The second vaccine, MenB, targets one specific strain. Its protection window is much shorter, and only certain populations are recommended to get this vaccine.
Side effects of a meningitis vaccine may include:
- Redness and burning at the injection site.
- Low-grade fever for a day or two following the injection.
- Chills, headache, joint pain, and fatigue are also likely.
Treatment is determined by the cause of your meningitis, and bacterial meningitis requires immediate hospitalization. Remember that early diagnosis and treatment will prevent brain damage and death.
Bacterial meningitis is treated with intravenous antibiotics, and there’s no specific antibiotic for bacterial meningitis. It all depends on the bacteria involved.
Fungal meningitis is treated with antifungal means.
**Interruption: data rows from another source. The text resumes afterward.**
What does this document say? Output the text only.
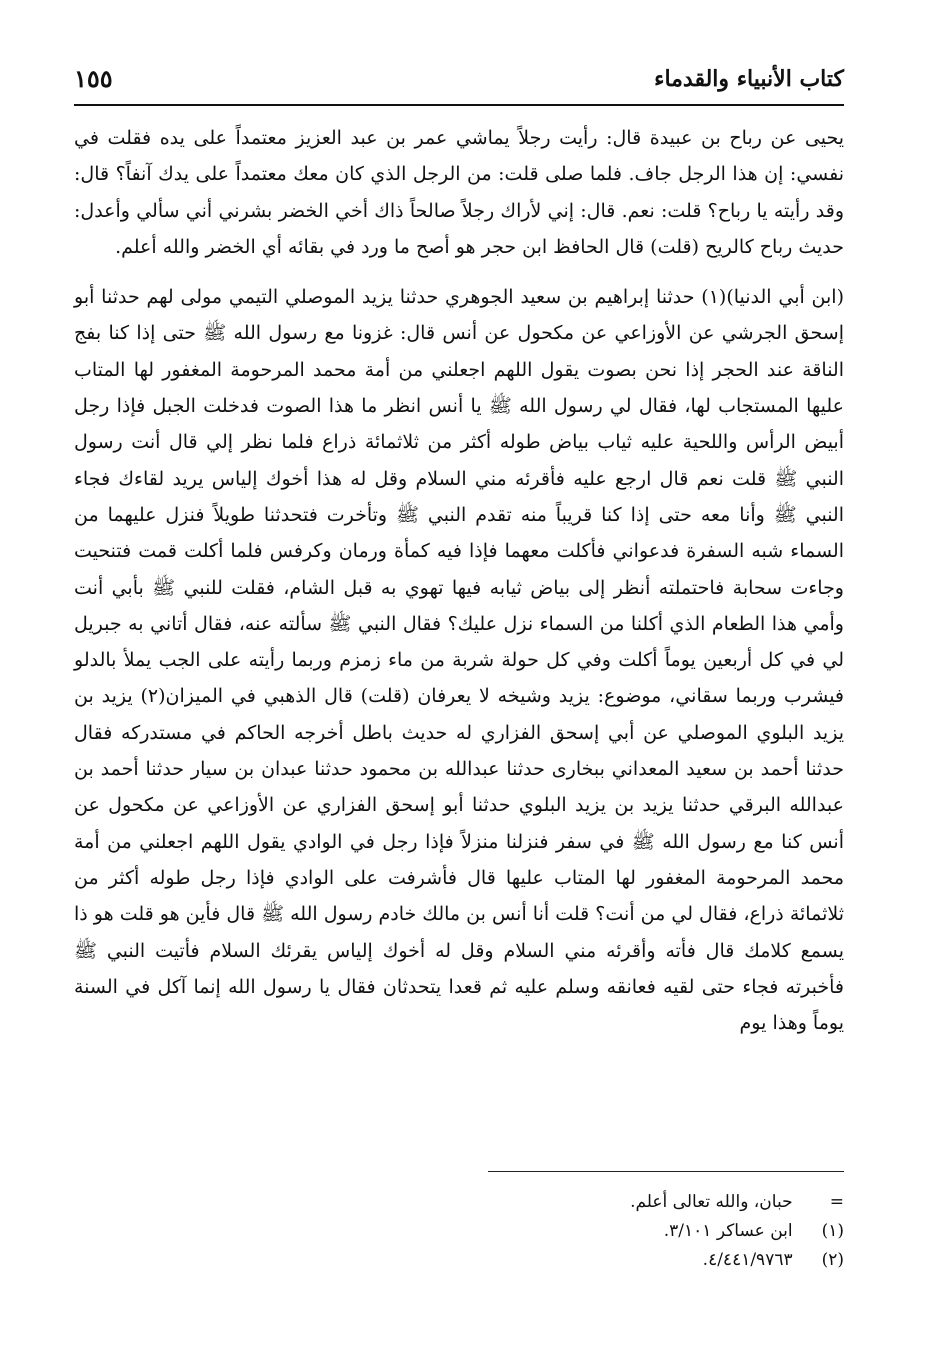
كتاب الأنبياء والقدماء
١٥٥

يحيى عن رباح بن عبيدة قال: رأيت رجلاً يماشي عمر بن عبد العزيز معتمداً على يده فقلت في نفسي: إن هذا الرجل جاف. فلما صلى قلت: من الرجل الذي كان معك معتمداً على يدك آنفاً؟ قال: وقد رأيته يا رباح؟ قلت: نعم. قال: إني لأراك رجلاً صالحاً ذاك أخي الخضر بشرني أني سألي وأعدل: حديث رباح كالريح (قلت) قال الحافظ ابن حجر هو أصح ما ورد في بقائه أي الخضر والله أعلم.

(ابن أبي الدنيا)(١) حدثنا إبراهيم بن سعيد الجوهري حدثنا يزيد الموصلي التيمي مولى لهم حدثنا أبو إسحق الجرشي عن الأوزاعي عن مكحول عن أنس قال: غزونا مع رسول الله ﷺ حتى إذا كنا بفج الناقة عند الحجر إذا نحن بصوت يقول اللهم اجعلني من أمة محمد المرحومة المغفور لها المتاب عليها المستجاب لها، فقال لي رسول الله ﷺ يا أنس انظر ما هذا الصوت فدخلت الجبل فإذا رجل أبيض الرأس واللحية عليه ثياب بياض طوله أكثر من ثلاثمائة ذراع فلما نظر إلي قال أنت رسول النبي ﷺ قلت نعم قال ارجع عليه فأقرئه مني السلام وقل له هذا أخوك إلياس يريد لقاءك فجاء النبي ﷺ وأنا معه حتى إذا كنا قريباً منه تقدم النبي ﷺ وتأخرت فتحدثنا طويلاً فنزل عليهما من السماء شبه السفرة فدعواني فأكلت معهما فإذا فيه كمأة ورمان وكرفس فلما أكلت قمت فتنحيت وجاءت سحابة فاحتملته أنظر إلى بياض ثيابه فيها تهوي به قبل الشام، فقلت للنبي ﷺ بأبي أنت وأمي هذا الطعام الذي أكلنا من السماء نزل عليك؟ فقال النبي ﷺ سألته عنه، فقال أتاني به جبريل لي في كل أربعين يوماً أكلت وفي كل حولة شربة من ماء زمزم وربما رأيته على الجب يملأ بالدلو فيشرب وربما سقاني، موضوع: يزيد وشيخه لا يعرفان (قلت) قال الذهبي في الميزان(٢) يزيد بن يزيد البلوي الموصلي عن أبي إسحق الفزاري له حديث باطل أخرجه الحاكم في مستدركه فقال حدثنا أحمد بن سعيد المعداني ببخارى حدثنا عبدالله بن محمود حدثنا عبدان بن سيار حدثنا أحمد بن عبدالله البرقي حدثنا يزيد بن يزيد البلوي حدثنا أبو إسحق الفزاري عن الأوزاعي عن مكحول عن أنس كنا مع رسول الله ﷺ في سفر فنزلنا منزلاً فإذا رجل في الوادي يقول اللهم اجعلني من أمة محمد المرحومة المغفور لها المتاب عليها قال فأشرفت على الوادي فإذا رجل طوله أكثر من ثلاثمائة ذراع، فقال لي من أنت؟ قلت أنا أنس بن مالك خادم رسول الله ﷺ قال فأين هو قلت هو ذا يسمع كلامك قال فأته وأقرئه مني السلام وقل له أخوك إلياس يقرئك السلام فأتيت النبي ﷺ فأخبرته فجاء حتى لقيه فعانقه وسلم عليه ثم قعدا يتحدثان فقال يا رسول الله إنما آكل في السنة يوماً وهذا يوم

= حبان، والله تعالى أعلم.
(١) ابن عساكر ٣/١٠١.
(٢) ٤/٤٤١/٩٧٦٣.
Parasitic meningitis may either involve treating just the symptoms or attempting to treat the infection directly and depending on the cause, this type may get better without antibiotic treatment.
Most viral meningitis may resolve on its own, but some causes of viral meningitis need to be treated with intravenous antiviral medications.
How Contagious Is Meningitis?
Several types of meningitis (Fungal, parasitic and non-infectious meningitis) are not contagious, but viral meningitis is contagious.
It’s spread through direct contact with body fluids, including mucus, feces, and saliva, and droplets of infected fluid can be spread and shared with sneezing and coughing.
You do not necessarily have to come into direct contact with an infected person to pick up this infection.
Bacterial meningitis is the most serious form of meningitis and can be contagious, especially if it’s meningococcal meningitis. It is spread through extended contact with an infected person.
Schools, daycare centers, military barracks, hospitals, and college dormitories are prime locations for sharing this infection.
Maintaining a healthy lifestyle, especially if you’re at increased risk, is very important. Preventive methods include
- getting adequate amounts of rest
- avoiding contact with sick people
- quitting smoking or not smoking
Take preventive antibiotics if you’ve been in close contact with one or more people who have a bacterial meningococcal infection, as this will decrease your chances of developing the disease.
Vaccinations can also protect against certain types of meningitis. Vaccines that can prevent meningitis include the following:
Avoid sharing drinks, utensils, and personal items that may carry saliva or other body fluids. Take these steps to prevent getting meningitis.